Monday, 17 February 2014

But Jon, can't you see it's the wrong type of green!

One of the reasons West Kent Towers is so successful is the two people who work there complement each others strengths and weaknesses. 

Jon is detailed and thorough; perhaps a touch pedantic; never happier than when he is maintaining the membership database, updating the standing order spreadsheet or balancing the petty cash. Whereas I live in a world of creative chaos, constantly re-inventing the wheel and challenging the status-quo. The former chairman of Chatham and Aylesford once said, "your problem Andrew is you cannot see a sleeping dog without poking it with a stick to see how angry it will be when it wakes up."  I wish I could disagree!

This different approach comes to the fore when we have a leaflet to design. Like today.

AK: Jon, we must get going on the Borough-wide newsletter.
Jon: "OK, what's it about?"
AK: Oh I don't know. Let's not worry about the words, we must focus on the design concept. I want it to give the message of change; grab the season - spring - new hope and optimism.
Jon: "Eh?"
AK: A bit like crocuses and daffodils poking through the snow. I want it to draw a line in the sand, use the onset of spring to focus on hope and change. 
Jon: "You want it to focus on the crocus?"
AK: Figuratively, Jon. 

The first stage is what I call "designing the coat hanger". This is the basic design into which the MP / PPC and local councillors can "drop in" their local copy. Depending on the constituency there can be up to 35 editions, further complicated by the fact that constituency boundaries cross borough boundaries, so the borough council words must change as well as each ward.

So begins the long and tortuous process of "designing the coat hanger" working from a rough sketch scribbled on paper along with my verbalised "design concept". 

AK: I want the leaflet to reach out Jon.
JB: "What do you mean by that?"
AK: It must reach out and welcome in. The banner must be vibrant and grab hold of the reader.
Jon: "It's a bit of paper"
AK: Oh Jon, you're such a Philistine!

Slowly and painfully it takes shape as we bicker over every line, dot and comma.

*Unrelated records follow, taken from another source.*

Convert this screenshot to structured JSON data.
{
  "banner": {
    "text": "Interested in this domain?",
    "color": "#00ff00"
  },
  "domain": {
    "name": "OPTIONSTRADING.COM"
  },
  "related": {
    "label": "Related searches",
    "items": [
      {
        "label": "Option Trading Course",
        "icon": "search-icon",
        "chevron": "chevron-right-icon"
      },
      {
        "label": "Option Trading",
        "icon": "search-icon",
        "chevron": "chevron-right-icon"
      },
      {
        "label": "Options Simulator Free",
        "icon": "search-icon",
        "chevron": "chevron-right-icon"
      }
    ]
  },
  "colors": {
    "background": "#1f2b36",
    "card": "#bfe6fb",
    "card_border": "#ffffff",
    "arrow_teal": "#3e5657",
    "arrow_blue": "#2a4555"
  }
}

AK: That's looking really good Jon, but I am not sure the sub-headlines.
Jon: "What's wrong with them?"
AK: They're the wrong shade of green.
Jon: "Green's green. They're green - you said you wanted them green, that's what they are."
AK: No, no, no Jon. I said I wanted it to convey hope and optimism and the spirit of spring. That's the wrong green. That's mushy-pea green, not hopeful green. Can we try different shades of green?.

At this point tempers start to fray and Jon gets snippy (not that I blame him). 

Jon: "Is this one better?"  "What about this shade of green, does that suit you?"  "How about this shade, does that fit in with the 'integrity of your design concept'...?
AK: Now you're being sarcastic. 

Finally, by random selection and a stroke of luck we find the right shade of green

AK: That's it Jon, perfect.
Jon: "It looks the same as all the other shades of green to me."

Now comes the detail.

AK: I'm not sure about Tom Tugendhat's position of the page. I was hoping he would be standing in front of the solid green line. 
Jon: "He is"
AK: No he isn't. He's more plonked on the green line than standing in front of it.
Jon: "Look, he is in front of the line."
AK: No he isn't. I can still see the white surround. It needs to be transparent.
Jon: "How do you do that?"
AK: Oh, I don't know. Try clicking on Tools. Click there, no there, try that three up from the bottom, no up, you've gone too far. Go back, go back."
Jon: "I can't see where you're pointing, your hand is in the way."

Finally, the page comes to life. Between us we have created a document which conveys the hope of the coming season. It reaches out and welcomes in. It has the perfect shades of green and most importantly Tom Tugendhat in standing in front of the solid green line. 

Now all we have to do is nag 50 recalcitrant councillors to provide their copy, correct the spelling and grammar, edit the words to fit into the space, airbrush their photographs, produce 35 different editions, arrange for 45,000 copies to be printed and folded and then send it to the branches for delivery. But that's all quite simple by comparison!

Here was my original sketch

And here is the final product. As I said at the top...
"it's all about the integrity of the design concept!"